Sakya Monastery is often referred to as the 2nd Dunhuang as it boasts of many classical books whose exact number no one can tell. At the rear and both flanks of the Sutra Hall, giant wooden shelves reach up to the ceiling. Most of the classics date back to the Yuan and Ming dynasties. The hand-written classics were carefully written with golden, silver and crimson powder. They are bound in scrolls, folders or between boards. One of the scriptures bound in boards weighs a good 500 kilogrammes, making it the world’s hugest scripture. Besides religious content, the classics describe the history, medicine, philosophy, calendric system, geology, opera, poetry, folklore and grammar concerning Tibet.

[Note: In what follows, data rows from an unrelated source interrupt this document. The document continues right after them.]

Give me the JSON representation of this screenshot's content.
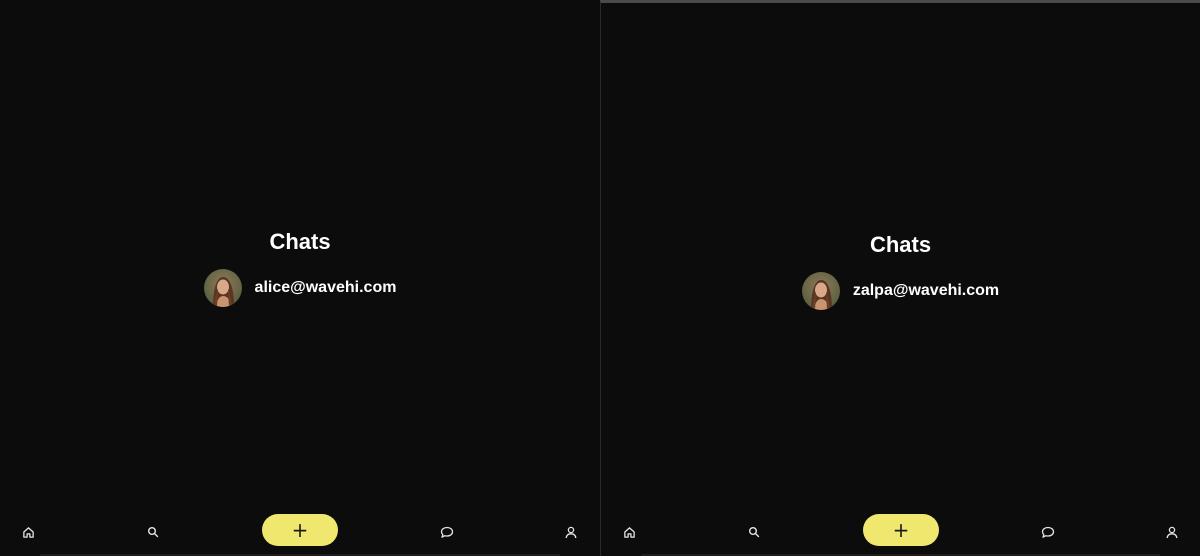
{
  "screens": [
    {
      "title": "Chats",
      "chats": [
        {
          "name": "alice@wavehi.com",
          "avatar_icon": "avatar-photo"
        }
      ]
    },
    {
      "title": "Chats",
      "chats": [
        {
          "name": "zalpa@wavehi.com",
          "avatar_icon": "avatar-photo"
        }
      ]
    }
  ],
  "nav": {
    "items": [
      "home-icon",
      "search-icon",
      "add-button",
      "chat-icon",
      "profile-icon"
    ],
    "add_label": "+"
  },
  "colors": {
    "background": "#0d0c0d",
    "accent": "#f0e86e",
    "text": "#ffffff"
  }
}
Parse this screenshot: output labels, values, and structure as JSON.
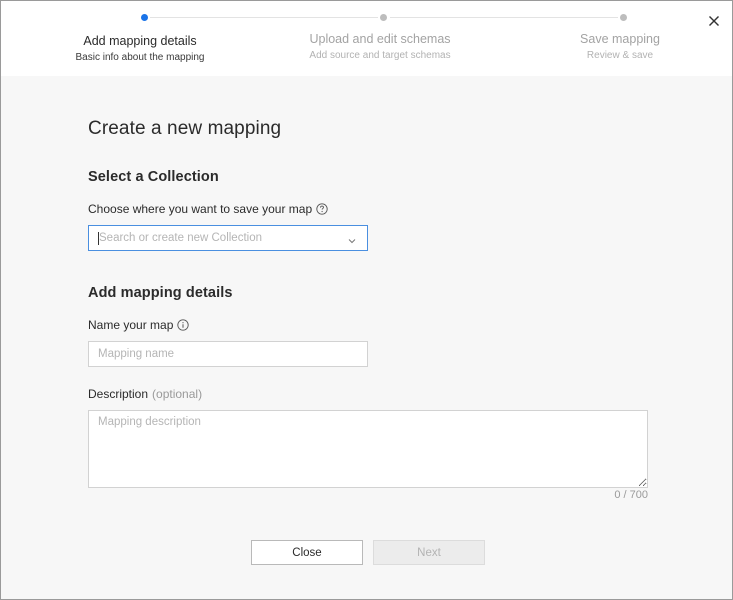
{
  "stepper": {
    "steps": [
      {
        "title": "Add mapping details",
        "subtitle": "Basic info about the mapping",
        "state": "active"
      },
      {
        "title": "Upload and edit schemas",
        "subtitle": "Add source and target schemas",
        "state": "pending"
      },
      {
        "title": "Save mapping",
        "subtitle": "Review & save",
        "state": "pending"
      }
    ]
  },
  "heading": "Create a new mapping",
  "collection": {
    "section_title": "Select a Collection",
    "label": "Choose where you want to save your map",
    "placeholder": "Search or create new Collection",
    "value": ""
  },
  "details": {
    "section_title": "Add mapping details",
    "name_label": "Name your map",
    "name_placeholder": "Mapping name",
    "name_value": "",
    "description_label": "Description",
    "description_optional": "(optional)",
    "description_placeholder": "Mapping description",
    "description_value": "",
    "counter": "0 / 700"
  },
  "buttons": {
    "close_label": "Close",
    "next_label": "Next"
  },
  "colors": {
    "accent": "#1a73e8",
    "focus_border": "#4a8fe0",
    "inactive_text": "#a3a3a3",
    "panel_background": "#f7f7f7"
  },
  "icons": {
    "modal_close": "close-icon",
    "collection_help": "question-circle-icon",
    "name_info": "info-circle-icon",
    "combo_chevron": "chevron-down-icon"
  }
}
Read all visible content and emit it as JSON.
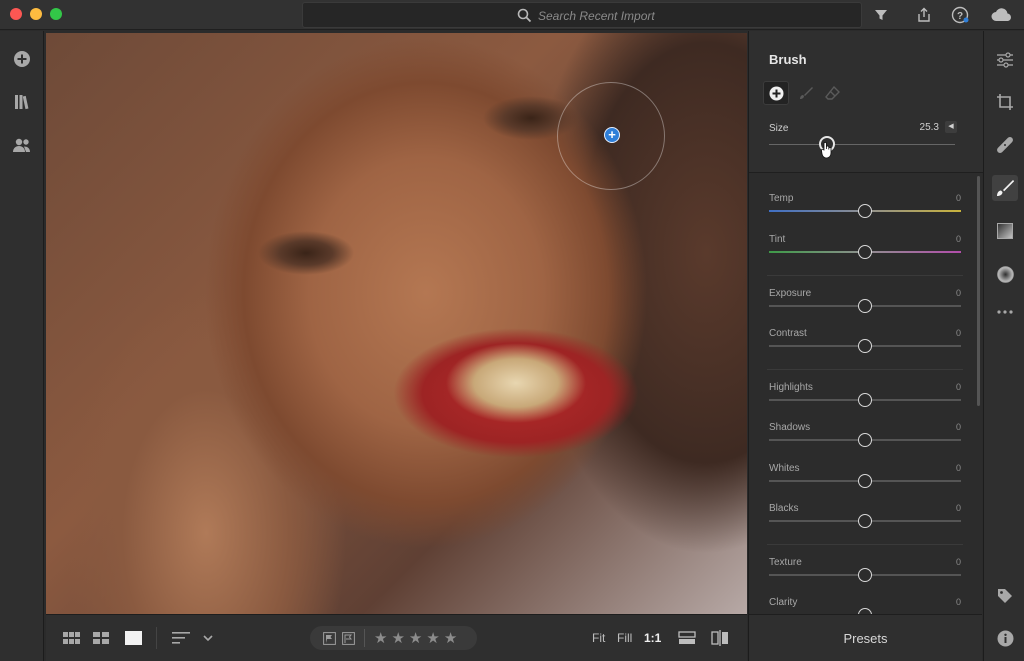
{
  "window": {
    "traffic_colors": [
      "#fc5753",
      "#fdbc40",
      "#33c748"
    ]
  },
  "search": {
    "placeholder": "Search Recent Import",
    "icon": "search-icon"
  },
  "top_icons": [
    "filter-icon",
    "share-icon",
    "help-icon",
    "cloud-icon"
  ],
  "left_rail": {
    "items": [
      "add-photos-icon",
      "library-icon",
      "people-icon"
    ]
  },
  "photo": {
    "brush_cursor": "brush-add-pin-icon"
  },
  "bottom_bar": {
    "view_icons": [
      "grid-large-icon",
      "grid-small-icon",
      "single-view-icon"
    ],
    "sort_icon": "sort-icon",
    "flags": [
      "flag-pick-icon",
      "flag-reject-icon"
    ],
    "stars": [
      "★",
      "★",
      "★",
      "★",
      "★"
    ],
    "fit_label": "Fit",
    "fill_label": "Fill",
    "one_to_one_label": "1:1",
    "right_icons": [
      "compare-icon",
      "before-after-icon"
    ]
  },
  "panel": {
    "title": "Brush",
    "tools": [
      "add-brush-icon",
      "brush-icon",
      "erase-icon"
    ],
    "size": {
      "label": "Size",
      "value": "25.3",
      "fraction": 0.27
    },
    "sliders": [
      {
        "label": "Temp",
        "value": "0"
      },
      {
        "label": "Tint",
        "value": "0"
      },
      {
        "label": "Exposure",
        "value": "0"
      },
      {
        "label": "Contrast",
        "value": "0"
      },
      {
        "label": "Highlights",
        "value": "0"
      },
      {
        "label": "Shadows",
        "value": "0"
      },
      {
        "label": "Whites",
        "value": "0"
      },
      {
        "label": "Blacks",
        "value": "0"
      },
      {
        "label": "Texture",
        "value": "0"
      },
      {
        "label": "Clarity",
        "value": "0"
      }
    ]
  },
  "presets_label": "Presets",
  "right_rail": {
    "items": [
      "edit-sliders-icon",
      "crop-icon",
      "healing-icon",
      "brush-tool-icon",
      "linear-gradient-icon",
      "radial-gradient-icon",
      "more-icon",
      "tag-icon",
      "info-icon"
    ],
    "active": "brush-tool-icon"
  }
}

The Sakya Monastery holds the world’s largest treasure of Buddhist scriptures written on pattra leaves. There are 20 volumes of such scriptures written in Tibetan, Mongolian and Sanskrit. With iron pens, ancient scholars carefully wrote scriptures on pattra leaves about 5 cm broad, some 20-60 cm long. As the Sakya Monastery is located in a cold and high place, the dry climate protects the treasures from rotting. Thus the treasures can be preserved until day.

Tips of Sakya Monastery

1. There are some Sichuan Restaurants in Sakya County. The Sichuan cuisine is very delicious.

2. The guesthouses of monastery and hotels in Sakya County are not well-equipped.

3. Dawn and dusk would be the best shooting moment of Sakya Monastery. Northern Monastery is the ideal shooting place.